【庖丁解牛】从零实现RetinaNet(五):回归预测转换、NMS后处理、decode解码

所有代码已上传到本人github repository:https://github.com/zgcr/pytorch-ImageNet-CIFAR-COCO-VOC-training
如果觉得有用,请点个star哟!
下列代码均在pytorch1.4版本中测试过,确认正确无误。

回归预测转换

模型训练完成后,需要decode模型输出才能进行测试。我们从RetinaNet类进行forward计算后可以得到cls heads和reg heads,但此时reg heads预测的是tx,ty,tw,th,我们需要使用对应的Anchor box座标将其转换为预测的box座标。座标的转换规则就是从零实现RetinaNet(四)中box座标转换为回归标签tx,ty,tw,th的逆运算。

回归预测转换为box预测的代码实现如下:

    def snap_tx_ty_tw_th_reg_heads_to_x1_y1_x2_y2_bboxes(
            self, reg_heads, anchors):
        """
        snap reg heads to pred bboxes
        reg_heads:[anchor_nums,4],4:[tx,ty,tw,th]
        anchors:[anchor_nums,4],4:[x_min,y_min,x_max,y_max]
        """
        anchors_wh = anchors[:, 2:] - anchors[:, :2]
        anchors_ctr = anchors[:, :2] + 0.5 * anchors_wh

        device = anchors.device
        factor = torch.tensor([[0.1, 0.1, 0.2, 0.2]]).to(device)

        reg_heads = reg_heads * factor

        pred_bboxes_wh = torch.exp(reg_heads[:, 2:]) * anchors_wh
        pred_bboxes_ctr = reg_heads[:, :2] * anchors_wh + anchors_ctr

        pred_bboxes_x_min_y_min = pred_bboxes_ctr - 0.5 * pred_bboxes_wh
        pred_bboxes_x_max_y_max = pred_bboxes_ctr + 0.5 * pred_bboxes_wh

        pred_bboxes = torch.cat(
            [pred_bboxes_x_min_y_min, pred_bboxes_x_max_y_max], axis=1)
        pred_bboxes = pred_bboxes.int()

        pred_bboxes[:, 0] = torch.clamp(pred_bboxes[:, 0], min=0)
        pred_bboxes[:, 1] = torch.clamp(pred_bboxes[:, 1], min=0)
        pred_bboxes[:, 2] = torch.clamp(pred_bboxes[:, 2],
                                        max=self.image_w - 1)
        pred_bboxes[:, 3] = torch.clamp(pred_bboxes[:, 3],
                                        max=self.image_h - 1)

        # pred bboxes shape:[anchor_nums,4]
        return pred_bboxes

NMS后处理

NMS后处理的标准方法是:先将所有候选目标按分类score从大到小排序,记录所有候选目标的分类类别有哪几种。然后开始遍历探测到的这几个类别,对于每个类别,提取出这个类别的所有候选目标(注意因为我们一开始已经排过序了,所以按类别提取出来仍然是有序的),先把第一个目标提取到保留目标集合中,然后计算剩余所有目标与该目标的IoU,IoU大于阈值的候选目标全部抛弃。对于RetinaNet,这个阈值为0.5。然后剩余没有抛弃的目标重复上面过程,继续把第一个目标提取到保留目标集合中,后面操作都是一样的,直到没有候选目标为止,对该类候选目标的NMS就做完了。对所有类别都遍历完,NMS就做完了。
在其他目标检测代码实现中,我发现有许多代码在做NMS后处理时并没有分类别来作NMS(即所有不同类别的候选目标一起作NMS)。
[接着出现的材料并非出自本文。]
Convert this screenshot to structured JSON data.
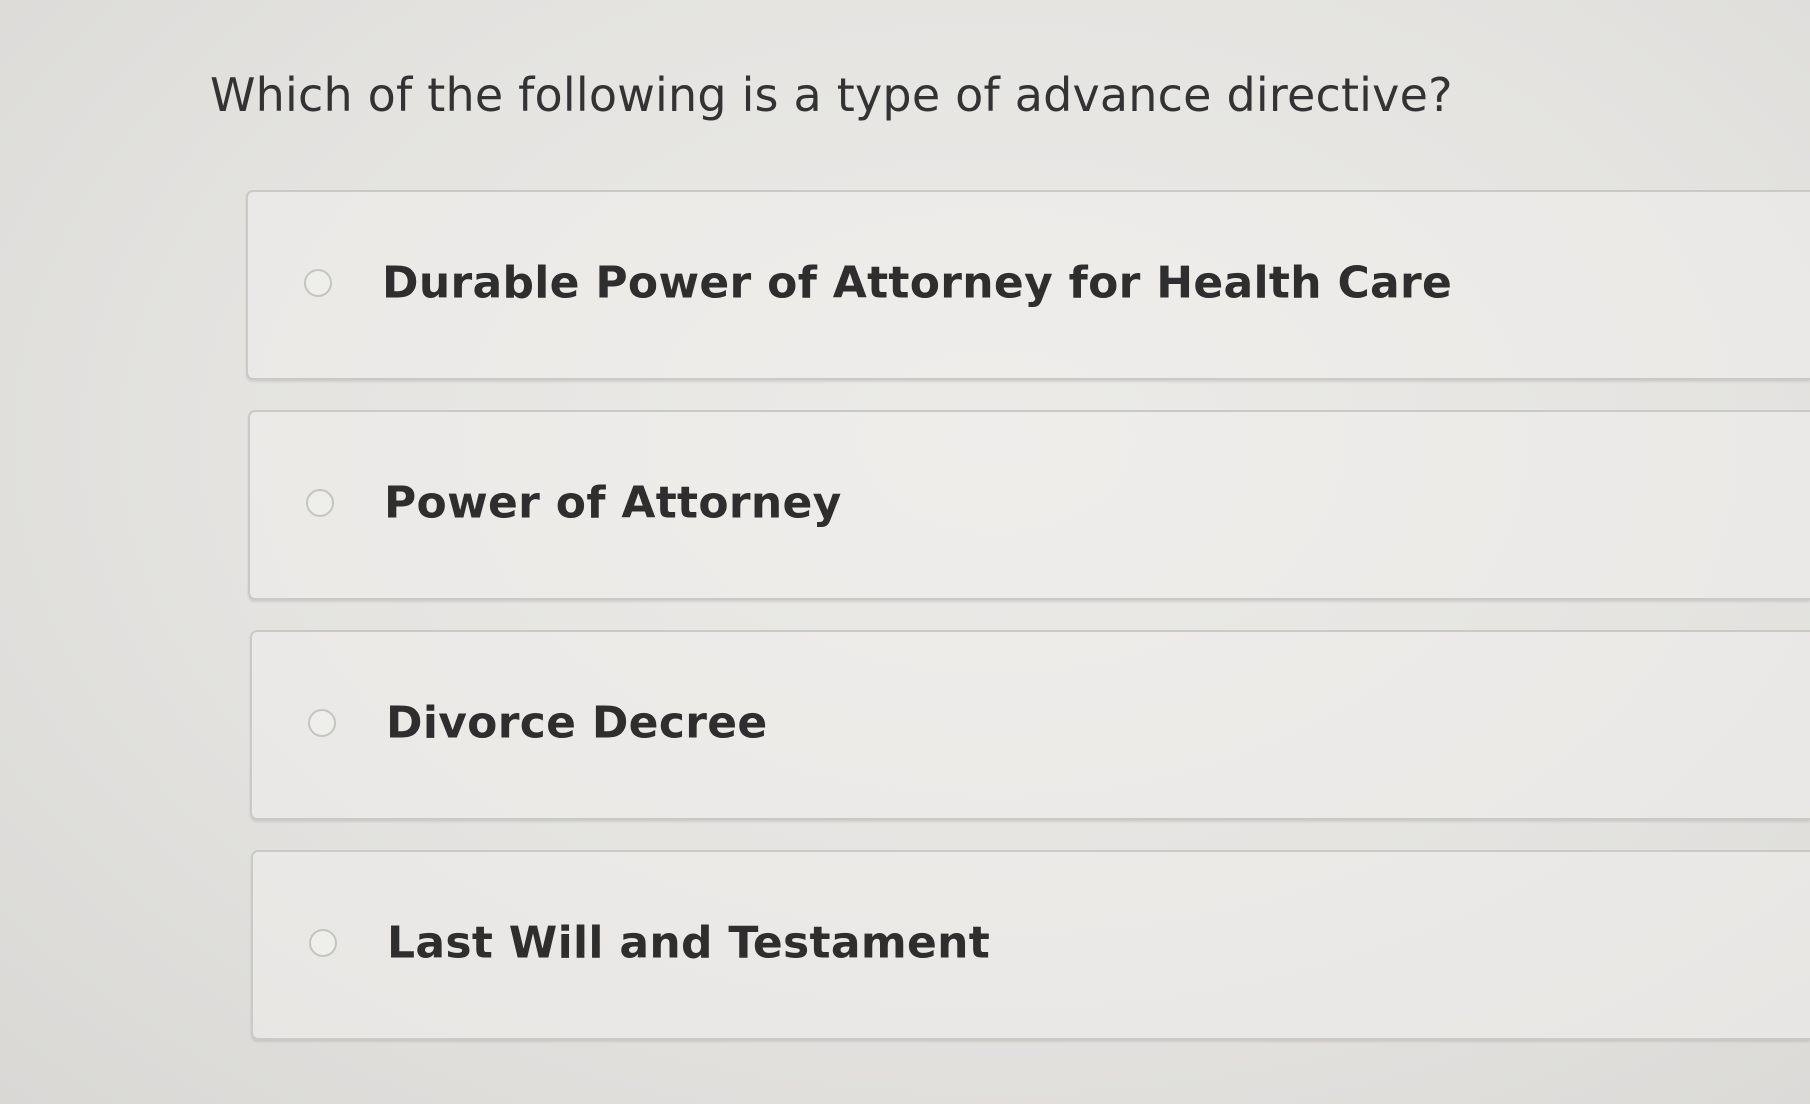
{
  "question": {
    "text": "Which of the following is a type of advance directive?"
  },
  "options": [
    {
      "label": "Durable Power of Attorney for Health Care",
      "selected": false
    },
    {
      "label": "Power of Attorney",
      "selected": false
    },
    {
      "label": "Divorce Decree",
      "selected": false
    },
    {
      "label": "Last Will and Testament",
      "selected": false
    }
  ]
}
因此我也尝试了这种做法,发现这种做法总是比NMS的标准做法要低0.2~0.5个mAP左右,因此,在下面的代码实现中,还是使用NMS的标准方法。

NMS后处理的代码实现如下:

    def nms(self, one_image_scores, one_image_classes, one_image_pred_bboxes):
        """
        one_image_scores:[anchor_nums],4:classification predict scores
        one_image_classes:[anchor_nums],class indexes for predict scores
        one_image_pred_bboxes:[anchor_nums,4],4:x_min,y_min,x_max,y_max
        """
        # Sort boxes
        sorted_one_image_scores, sorted_one_image_scores_indexes = torch.sort(
            one_image_scores, descending=True)
        sorted_one_image_classes = one_image_classes[
            sorted_one_image_scores_indexes]
        sorted_one_image_pred_bboxes = one_image_pred_bboxes[
            sorted_one_image_scores_indexes]
        sorted_pred_bboxes_w_h = sorted_one_image_pred_bboxes[:,
                                                              2:] - sorted_one_image_pred_bboxes[:, :
                                                                                                 2]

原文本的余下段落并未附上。